Tech & internet

Les commentateurs trolls sont racistes et sexistes

Repéré par Vincent Manilève, mis à jour le 12.04.2016 à 19 h 02

Repéré sur The Guardian, Digiday, Le Plus

Le Guardian a mené une large étude sur les commentaires de son site. Et le résultat n’est pas joli.

Sur internet, les commentaires sont sexistes, racistes, antisémites | Michael via Flickr CC License by

Sur internet, les commentaires sont sexistes, racistes, antisémites | Michael via Flickr CC License by

Sur les sites d’informations comme n’importe où sur internet, il existe des recoins plus sombres que les autres, où des internautes mal attentionnés s’adonnent à leur activité favorite: le commentaire sexiste, raciste, antisémite… Souvent difficiles à cerner, ces internautes ont fait l’objet d’une étude de grande échelle commandée par le Guardian, qui a analysé plus de 70 millions de commentaires laissés sous ses articles depuis 2006, dans le but de mieux comprendre comment fonctionne le harcèlement en ligne. Et le résultat est édifiant.

Si la majorité des journalistes sont des hommes blancs, «les dix auteurs les plus harcelés sont huit femmes et deux hommes noirs», écrit d’entrée le journal.

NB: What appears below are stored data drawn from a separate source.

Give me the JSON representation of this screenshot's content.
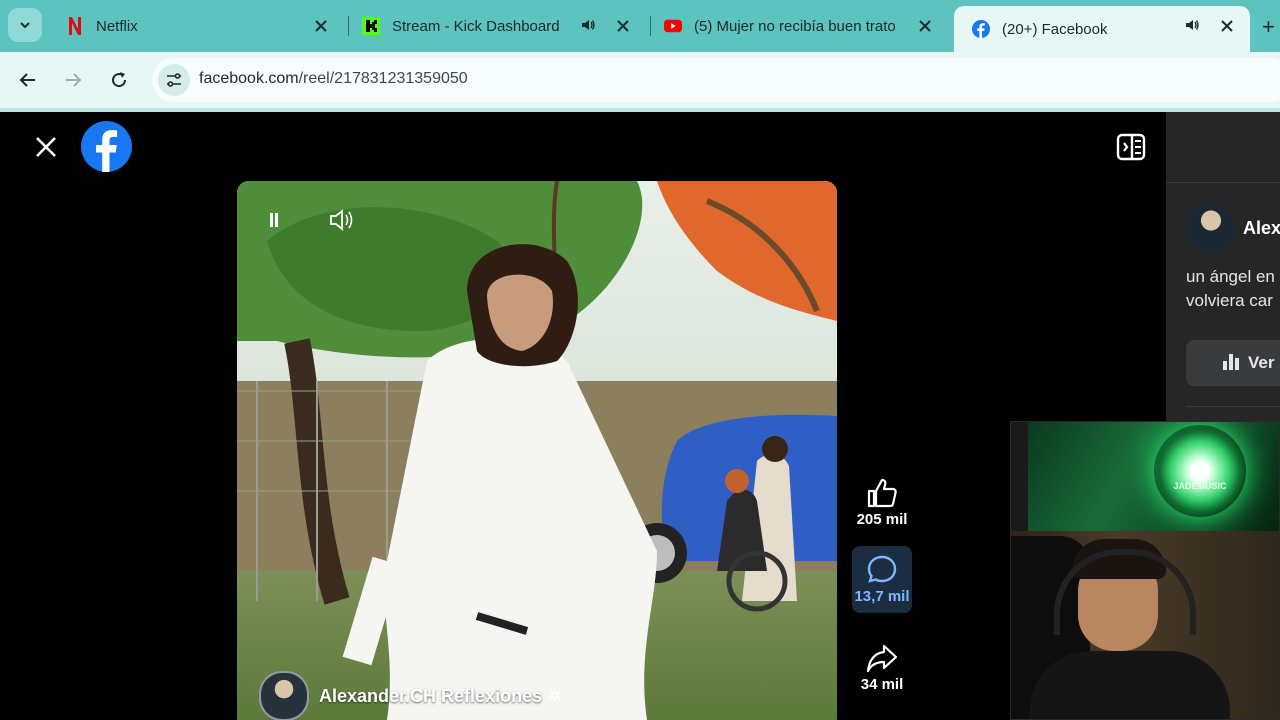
{
  "browser": {
    "tabs": [
      {
        "title": "Netflix",
        "favicon": "netflix-icon",
        "has_audio": false,
        "active": false
      },
      {
        "title": "Stream - Kick Dashboard",
        "favicon": "kick-icon",
        "has_audio": true,
        "active": false
      },
      {
        "title": "(5) Mujer no recibía buen trato",
        "favicon": "youtube-icon",
        "has_audio": false,
        "active": false
      },
      {
        "title": "(20+) Facebook",
        "favicon": "facebook-icon",
        "has_audio": true,
        "active": true
      }
    ],
    "new_tab_label": "+",
    "address": {
      "host": "facebook.com",
      "path": "/reel/217831231359050"
    }
  },
  "reel": {
    "channel_name": "Alexander.CH Reflexiones",
    "actions": {
      "likes": "205 mil",
      "comments": "13,7 mil",
      "shares": "34 mil"
    }
  },
  "side_panel": {
    "author_name": "Alex",
    "description_line1": "un ángel en",
    "description_line2": "volviera car",
    "button_label": "Ver"
  },
  "webcam": {
    "logo_text": "JADEMUSIC"
  },
  "colors": {
    "tab_strip": "#5cc3bf",
    "toolbar": "#e6f7f6",
    "facebook_blue": "#1877f2",
    "comment_highlight": "#7fb7ff"
  }
}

Deux de ces femmes et un des hommes sont homosexuels et ce top 10 comprend une femme musulmane et une autre juive. L’étude montre également que les dix auteurs les moins harcelés sont tous des hommes. Et si ces commentaires néfastes (et donc bloqués par les modérateurs) atteignent «seulement» un total de 1,4 million, soit 2% de l’ensemble des commentaires, les thèmes comme le féminisme, le viol ou le conflit israélo-palestinien ont entraîné beaucoup plus de blocages de commentaires de la part des modérateurs. La section «Comment is free» du site, qui sert à diffuser des opinions, montre clairement le visage de ses auteurs, ce qui peut parfois peser dans la teneur des commentaires violents.

«Imaginez aller au travail tous les jours et marcher au milieu d’une foule de cent personnes qui vous lancent “Vous êtes stupide”, “Vous êtes horrible”, “ Vous craignez”, “Je n’arrive pas à croire que vous soyez payée pour ça”. C’est une horrible manière d’aller travailler», raconte Jessica Valenti, journaliste au Guardian. Le journal qui, après avoir proposé aux internautes de juger eux-mêmes certains commentaires, cite une étude qui montre que 40% des adultes ont déjà été harcelés en ligne et qu’ils sont 73% à avoir été témoins de harcèlement. «Cela a très certainement un effet glaçant, écrit le journal, poussant à se taire des gens qui auraient contribué au débat public, en particulier les femmes, ceux appartenant à la communauté LGBT à des minorités ethniques ou religieuses.»

Enrichissants

Que faut-il faire alors? Fermer définitivement les commentaires, les cacher le plus possible? Certains l’ont fait. Comme l’expliquait Digiday en 2014, Popular Science a fermé ladite section et Vox.com s’était lancé sans possibilité de commenter. L’année suivante, The Daily Dot bloquait définitivement la section et The Verge proclamait une pause estivale pour permettre aux modérateurs (et aux trolls) de se reposer.

Aujourd’hui, une partie des internautes a migré sur les réseaux sociaux, où personne, ou presque, ne peut les empêcher de parler. Mais les trolls les plus déterminés sont toujours présents sous les articles, à l’affût du moindre propos polémique.

Malgré ce combat perdu d’avance, le journal britannique refuse aujourd’hui de fermer ses commentaires, car les abus les plus extrêmes dans les commentaires sont rares (2%) et que les 98% sont potentiellement très enrichissants. Dans une tribune publiée sur le site du Plus début mars, la community manager du site Atlantico Marie Slavicek expliquait que, malgré ses «pertes de foi en l’humanité», les trolls contribuent aussi au succès d’un site car «plus un article est liké, sharé, commenté, plus il remonte et plus il a de succès».